Bug #39431 | Falcon assertion (bitNumber >= 0) failed in Bitmap::setSafe | ||
---|---|---|---|
Submitted: | 13 Sep 2008 8:40 | Modified: | 7 May 2009 14:59 |
Reporter: | Philip Stoev | Email Updates: | |
Status: | Closed | Impact on me: | |
Category: | MySQL Server: Falcon storage engine | Severity: | S1 (Critical) |
Version: | 6.0.7 | OS: | Any |
Assigned to: | Kevin Lewis | CPU Architecture: | Any |
Tags: | F_RECORD TREE |
[13 Sep 2008 8:40]
Philip Stoev
[7 Jan 2009 18:48]
Kevin Lewis
I can reproduce this regularly with RQG running combinations.yy. fetchForUpdate is passed a record in which the recordNumber has been set to -1. This eventually causes the assert in Bitmap::setSafe(). The record Number is only set to -1 when a new record is allocated and placed on the recordLeaf by Table::insert(). But the insert fails, probably in insertIndexes(). So the record is immediately taken off, garbageCollected, and the recordNumber is set to -1. But while it is there, another thread reads it as a candidate and sends it into fetchForUpdate.
[8 Jan 2009 15:42]
Kevin Lewis
What happens is that either void Table::insert(Transaction *transaction, int count, Field **fieldVector, Value **values) or uint Table::insert(Transaction *transaction, Stream *stream) tries to insert a record and calls bool Table::insert(Record * record, Record *prior, int recordNumber) to put this new record into the record tree.

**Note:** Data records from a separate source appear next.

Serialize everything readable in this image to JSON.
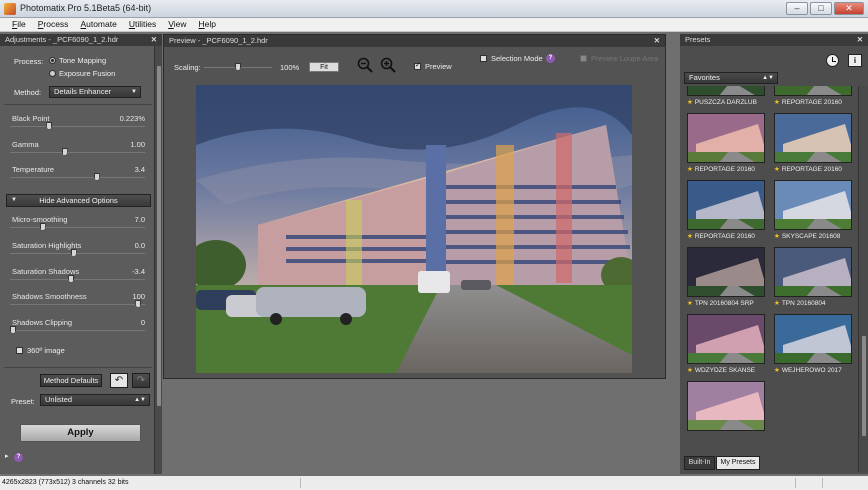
{
  "window": {
    "title": "Photomatix Pro 5.1Beta5 (64-bit)",
    "min": "–",
    "max": "□",
    "close": "✕"
  },
  "menu": [
    {
      "u": "F",
      "rest": "ile"
    },
    {
      "u": "P",
      "rest": "rocess"
    },
    {
      "u": "A",
      "rest": "utomate"
    },
    {
      "u": "U",
      "rest": "tilities"
    },
    {
      "u": "V",
      "rest": "iew"
    },
    {
      "u": "H",
      "rest": "elp"
    }
  ],
  "adjustments": {
    "header": "Adjustments - _PCF6090_1_2.hdr",
    "close": "✕",
    "process_label": "Process:",
    "process_options": [
      "Tone Mapping",
      "Exposure Fusion"
    ],
    "method_label": "Method:",
    "method_value": "Details Enhancer",
    "sliders": [
      {
        "name": "Black Point",
        "value": "0.223%",
        "pos": 0.28
      },
      {
        "name": "Gamma",
        "value": "1.00",
        "pos": 0.4
      },
      {
        "name": "Temperature",
        "value": "3.4",
        "pos": 0.65
      }
    ],
    "advanced_label": "Hide Advanced Options",
    "advanced_sliders": [
      {
        "name": "Micro-smoothing",
        "value": "7.0",
        "pos": 0.23
      },
      {
        "name": "Saturation Highlights",
        "value": "0.0",
        "pos": 0.47
      },
      {
        "name": "Saturation Shadows",
        "value": "-3.4",
        "pos": 0.45
      },
      {
        "name": "Shadows Smoothness",
        "value": "100",
        "pos": 0.97
      },
      {
        "name": "Shadows Clipping",
        "value": "0",
        "pos": 0.0
      }
    ],
    "image360_label": "360º image",
    "method_defaults": "Method Defaults",
    "preset_label": "Preset:",
    "preset_value": "Unlisted",
    "apply": "Apply"
  },
  "preview": {
    "header": "Preview - _PCF6090_1_2.hdr",
    "close": "✕",
    "scaling_label": "Scaling:",
    "scaling_value": "100%",
    "fit": "Fit",
    "preview_label": "Preview",
    "selection_mode": "Selection Mode",
    "right_option": "Preview Loupe Area"
  },
  "presets": {
    "header": "Presets",
    "close": "✕",
    "category": "Favorites",
    "items": [
      {
        "label": "PUSZCZA DARZLUB",
        "style": "a"
      },
      {
        "label": "REPORTAGE 20160",
        "style": "b"
      },
      {
        "label": "REPORTAGE 20160",
        "style": "c"
      },
      {
        "label": "REPORTAGE 20160",
        "style": "d"
      },
      {
        "label": "REPORTAGE 20160",
        "style": "e"
      },
      {
        "label": "SKYSCAPE 201608",
        "style": "f"
      },
      {
        "label": "TPN 20160804 SRP",
        "style": "g"
      },
      {
        "label": "TPN 20160804",
        "style": "h"
      },
      {
        "label": "WDZYDZE SKANSE",
        "style": "i"
      },
      {
        "label": "WEJHEROWO 2017",
        "style": "j"
      },
      {
        "label": "",
        "style": "k"
      }
    ],
    "tabs": [
      "Built-In",
      "My Presets"
    ]
  },
  "status": {
    "text": "4265x2823 (773x512) 3 channels 32 bits"
  },
  "colors": {
    "panel": "#5c5c5c",
    "header": "#3a3a3a",
    "accent_purple": "#8c5ab0",
    "star": "#f2c21c"
  }
}
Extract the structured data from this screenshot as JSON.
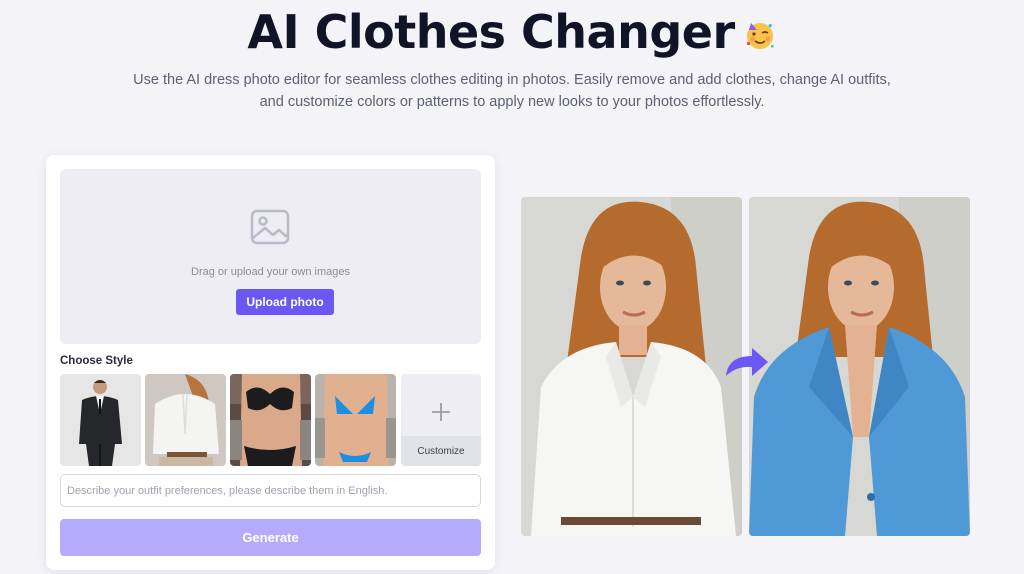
{
  "hero": {
    "title": "AI Clothes Changer",
    "emoji_icon": "party-face-icon",
    "subtitle_line1": "Use the AI dress photo editor for seamless clothes editing in photos. Easily remove and add clothes, change AI outfits,",
    "subtitle_line2": "and customize colors or patterns to apply new looks to your photos effortlessly."
  },
  "upload": {
    "icon": "image-icon",
    "hint": "Drag or upload your own images",
    "button_label": "Upload photo"
  },
  "styles": {
    "label": "Choose Style",
    "items": [
      {
        "name": "black-suit-style"
      },
      {
        "name": "white-shirt-style"
      },
      {
        "name": "black-lingerie-style"
      },
      {
        "name": "blue-bikini-style"
      }
    ],
    "customize_label": "Customize"
  },
  "prompt": {
    "placeholder": "Describe your outfit preferences, please describe them in English.",
    "value": ""
  },
  "generate": {
    "label": "Generate"
  },
  "preview": {
    "before_image": "woman-white-shirt-photo",
    "after_image": "woman-blue-blazer-photo",
    "arrow_icon": "curved-arrow-right-icon"
  },
  "colors": {
    "accent": "#6a57f4",
    "accent_disabled": "#b5abfb",
    "page_bg": "#f3f3f8",
    "title": "#111327"
  }
}
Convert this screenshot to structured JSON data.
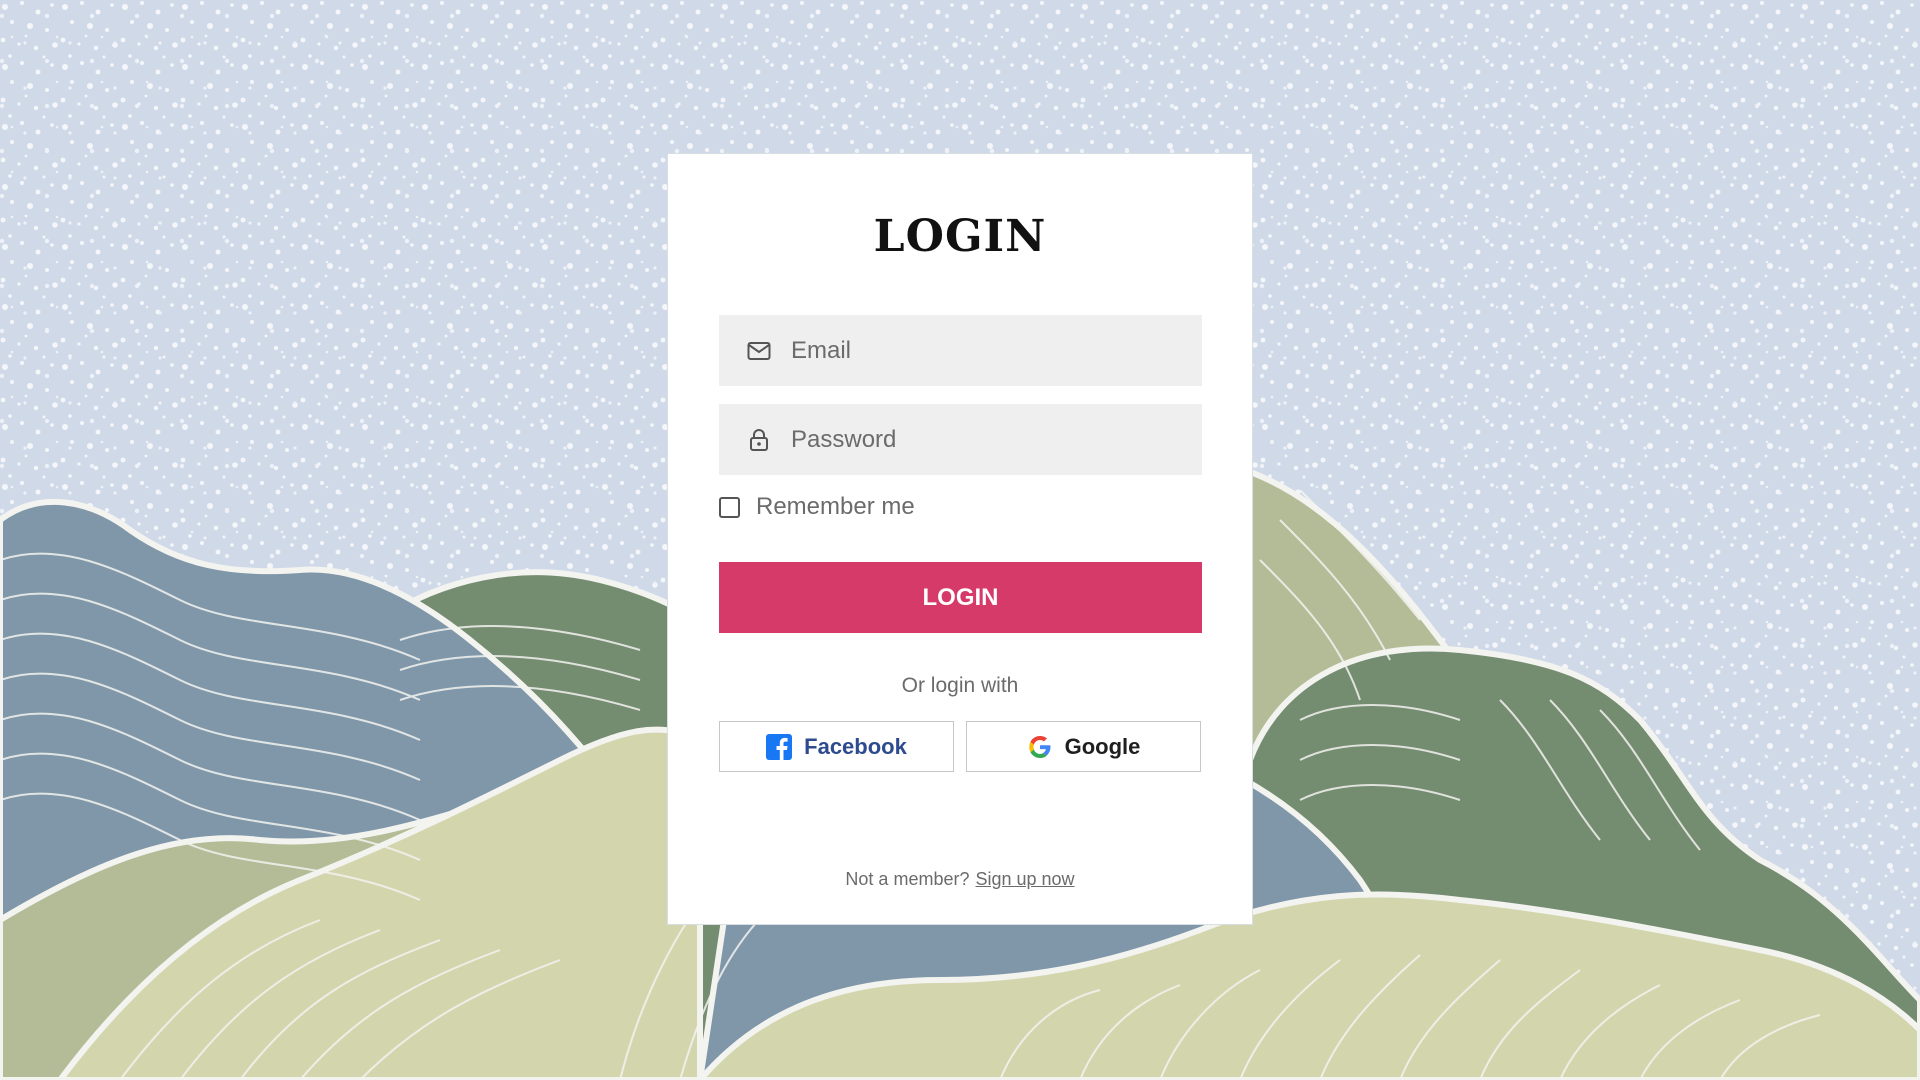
{
  "login_card": {
    "title": "LOGIN",
    "email_placeholder": "Email",
    "password_placeholder": "Password",
    "remember_label": "Remember me",
    "login_button_label": "LOGIN",
    "or_login_with": "Or login with",
    "facebook_label": "Facebook",
    "google_label": "Google",
    "not_member_text": "Not a member?",
    "signup_link_text": "Sign up now"
  },
  "colors": {
    "sky": "#cfd9e8",
    "login_button": "#d63a69",
    "hill_blue": "#7f97a8",
    "hill_green": "#748c70",
    "hill_sage": "#b3bc96",
    "hill_cream": "#d3d6ad",
    "facebook_blue": "#1877f2"
  },
  "icons": {
    "email": "mail-icon",
    "password": "lock-icon",
    "facebook": "facebook-logo-icon",
    "google": "google-logo-icon"
  }
}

This inner Table::insert() uses Table::syncObject with both shared and exclusive locks so as not to lock the table too long. Once the record is visible in the record tree, another thread calls Table::fetchNext() which finds this record. Then the first thread has a problem, throws an exception which is caught in one of the outer two Table::insert functions, and then cleans up this record. It puts NULL back into the record tree, calls garbageCollect, expungeRecord, ect, and also sets the recordNumber to -1. In the mean time, StorageDatabase::nextRow() is sending this bad record to fetchForUpdate, which tries to put a lock record for recordNumber=-1 back into the recordtree. The -1 is caught in a call to BitMap::setSafe(). We cannot send this record into fetchForUpdate(). To prevent that, there are 3 posible fixes; 1) Expand the lock on Table::syncObject - This is not desirable because it will serialize access to the table longer. There is a reason that the inner Table::Insert() uses both shared locks and exclusive locks - for concurrency. 2) Looping in Table::fetchNext() until a record without recordNumber = -1 is found. This will not work always because the -1 could happen after the loop but before the call to fetchForUpdate(). 3) Make Table::fetchNext() can skip records that are not fully 'there' or fully inserted. A new state value can be added for Record::state similar to recDeleting called recInserting. If Table::fetchNext() finds a record with this state, it can just keep looking because that record wold not be visible anyway because it is not committed.
[8 Jan 2009 15:49]
Bugs System
A patch for this bug has been committed. After review, it may be pushed to the relevant source trees for release in the next version. You can access the patch from: http://lists.mysql.com/commits/62711 2962 Kevin Lewis 2009-01-08 Bug#39431 - Adding new records to the records tree needs to be done with a minimum of locking. But an insert can fail after this and the record will need to be taken off. If the record is read in between by fetchNext(), it would be used inappropriately. Specifically, the recordNumber would be set to -1 which causes an assert in Bitmap::setSafe. Use a new Record::state called recInserting to avoid these records.
[9 Jan 2009 22:01]
Bugs System
A patch for this bug has been committed. After review, it may be pushed to the relevant source trees for release in the next version. You can access the patch from: http://lists.mysql.com/commits/62904 2965 Kevin Lewis 2009-01-09 Bug#39431 - Rearranged the code so that the check for Record::state == recInserted happens only if Table::fetch() returned a non-null record. Previously, it would crash if records was NULL.
[10 Jan 2009 16:00]
Bugs System
A patch for this bug has been committed. After review, it may be pushed to the relevant source trees for release in the next version. You can access the patch from: http://lists.mysql.com/commits/62927 2968 Kevin Lewis 2009-01-10 Bug#39431 - If the record number is not incremented before the continue, then a hang can occur because the Table::syncObject is not given up and the in-process insert cannot continue.
[13 Feb 2009 7:25]
Bugs System
Pushed into 6.0.10-alpha (revid:alik@sun.com-20090211182317-uagkyj01fk30p1f8) (version source revid:olav@sun.com-20090113103017-41jbad7qlvlwpwxh) (merge vers: 6.0.10-alpha) (pib:6)
[7 May 2009 14:59]
MC Brown
Internal fix. No changelog entry required.
[7 May 2009 15:02]
MC Brown
Internal fix. No changelog entry required.